REPUBLIKA.CO.ID, JAKARTA -- Wakil Ketua Komisi Pemberantasan Korupsi (KPK) Laode Muhammad Syarif membantah jika KPK disebut tebang pilih atas laporan masyarakat untuk kemudian ditindaklanjuti menjadi operasi tangkap tangan (OTT) KPK. Menurutnya, banyaknya laporan masyarakat memang tidak kemudian bisa langsung ditindaklanjuti menjadi OTT, jika memang tidak memiliki bukti yang cukup.
"Sudah dijelaskan Basaria, tapi khusus operasi tangkap tangan kami cari paling lengkap alat bukti dan informasi. Tidak semua OTT pakai penyadapan. Ada laporan lengkap masa kita tutup mata," ujar Laode saat dicecar Anggota Komisi III DPR dalam Rapat Dengar Pendapat (RDP) di Kompleks Parlemen, Senayan, Jakarta pada Selasa (12/9).

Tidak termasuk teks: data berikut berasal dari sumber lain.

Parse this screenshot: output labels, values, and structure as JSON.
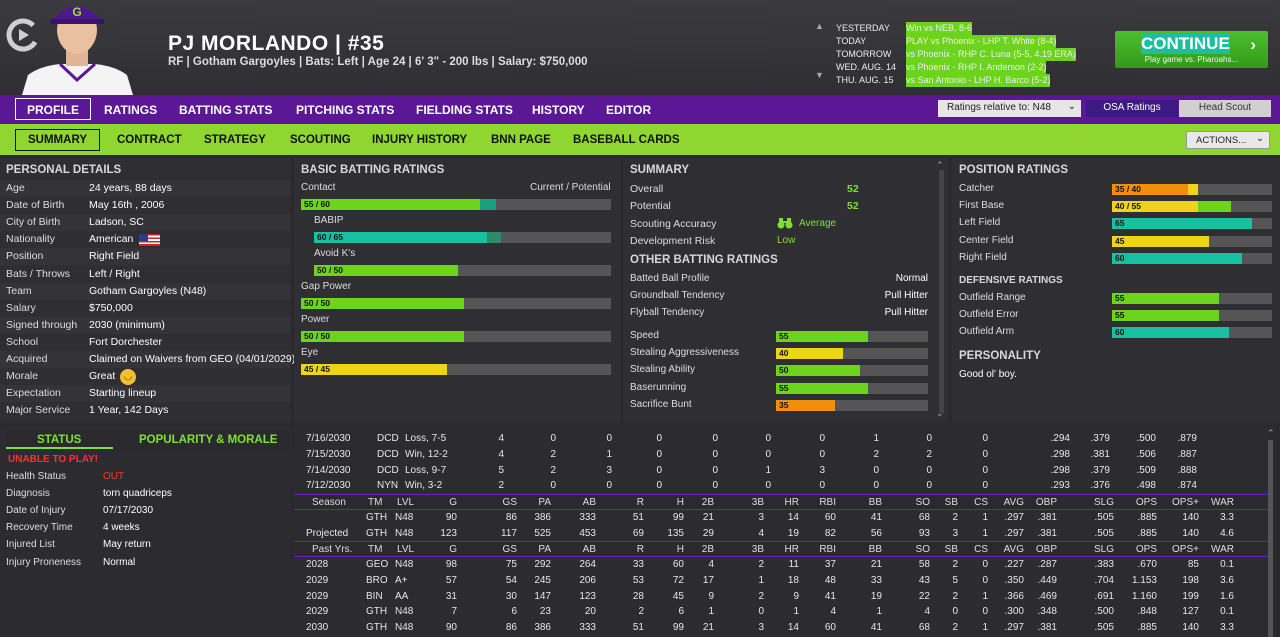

Ia mencontohkan dalam operasi tangkap tangan terhadap Dirjen Perhubungan Laut beberapa waktu lalu. "OTT susah sekali tapi kalau ada informasi akurat jadi, tidak ada pilih-pilih, kalau akurat dan ada keterangan maka dilakukan," katanya.
Laode menjawab demikian untuk menjawab pertanyaan beberapa anggota Komisi III DPR yang mempertanyakan proses laporan masyarakat yang masuk ke KPK melalui Direktorat Pengaduan Masyarakat (Dumas) untuk kemudian menjadi sebuah kasus. Sebab hal itu juga dipertegas kembali oleh Wakil Ketua Komisi III DPR Benny Kabur Harman selaku pimpinan RDP.
"Semua kita ingin pimpinan KPK berikan penjelasan kepada kita,tahapan dan pola penanganan kasus di KPK mulai laporan masyarakat sampai langkah hukum hingga di pengadilan, itu penting untuk dijawab "tuduhan" tebang pilih dalam penanganan kasus, hanya di daerah tertentu saja. Padahal 7000 laporan ke KPK, tapi hanya sekian yang diproses," ujar Benny.
Hal itu juga dipertanyakan oleh Ketua Komisi III DPR Bambang Soesatyo terkait banyaknya laporan masyarakat ke Komisi III soal tebang pilih penanganan kasus korupsi oleh KPK. "Masyarakat ada di beberapa kabupaten sudah lapor ke KPK tapi aman-aman. Sementara kabupaten lain cepat sekali," ujar Bambang.
Wakil Ketua KPK Basaria Panjaitan mengungkap dari sekitar 3.000 laporan masyarakat ke KPK, memang setelah disaring oleh Direktorat Dumas, tidak semua memenuhi kategori tindak pidana korupsi. Sehingga kemudian tidak ditindaklanjuti menjadi pengumpulan bahan dan keterangan (Pulbaket) untuk nantinya menjadi penyelidikan.
Selain itu, Basaria mengungkap, jika pun laporan tersebut masuk tipikor, KPK akan memilah milah apakah sesuai dengan kewenangan KPK dalam UU Nomor 30 Tahun 2002 tentang KPK apakah masuk penyelengara negara. Jika tidak sesuai kata Basaria, maka akan diteruskan ke aparat penegak hukum lain yakni kepolisian maupun kejaksaan apakah kasus tersebut sudah ditangani dan sejauh mana perkembangan kasusnya.
"Kalau tim menganggap, mengumpulkan bahan keterangan dilakukan terbuka bisa juga biasanya yang namanya jelas konfirmasi. Kemudian pengumpulan data tersebut naik ke penyelidikan. Bisa dilakukan dengan penyelidikan terbuka mengundang pihak tertentu. Bisa dilakukan penyelidikan tertutup sesuai kewenangan KPK antara lain bisa dengan penyadapan. " ujarnya.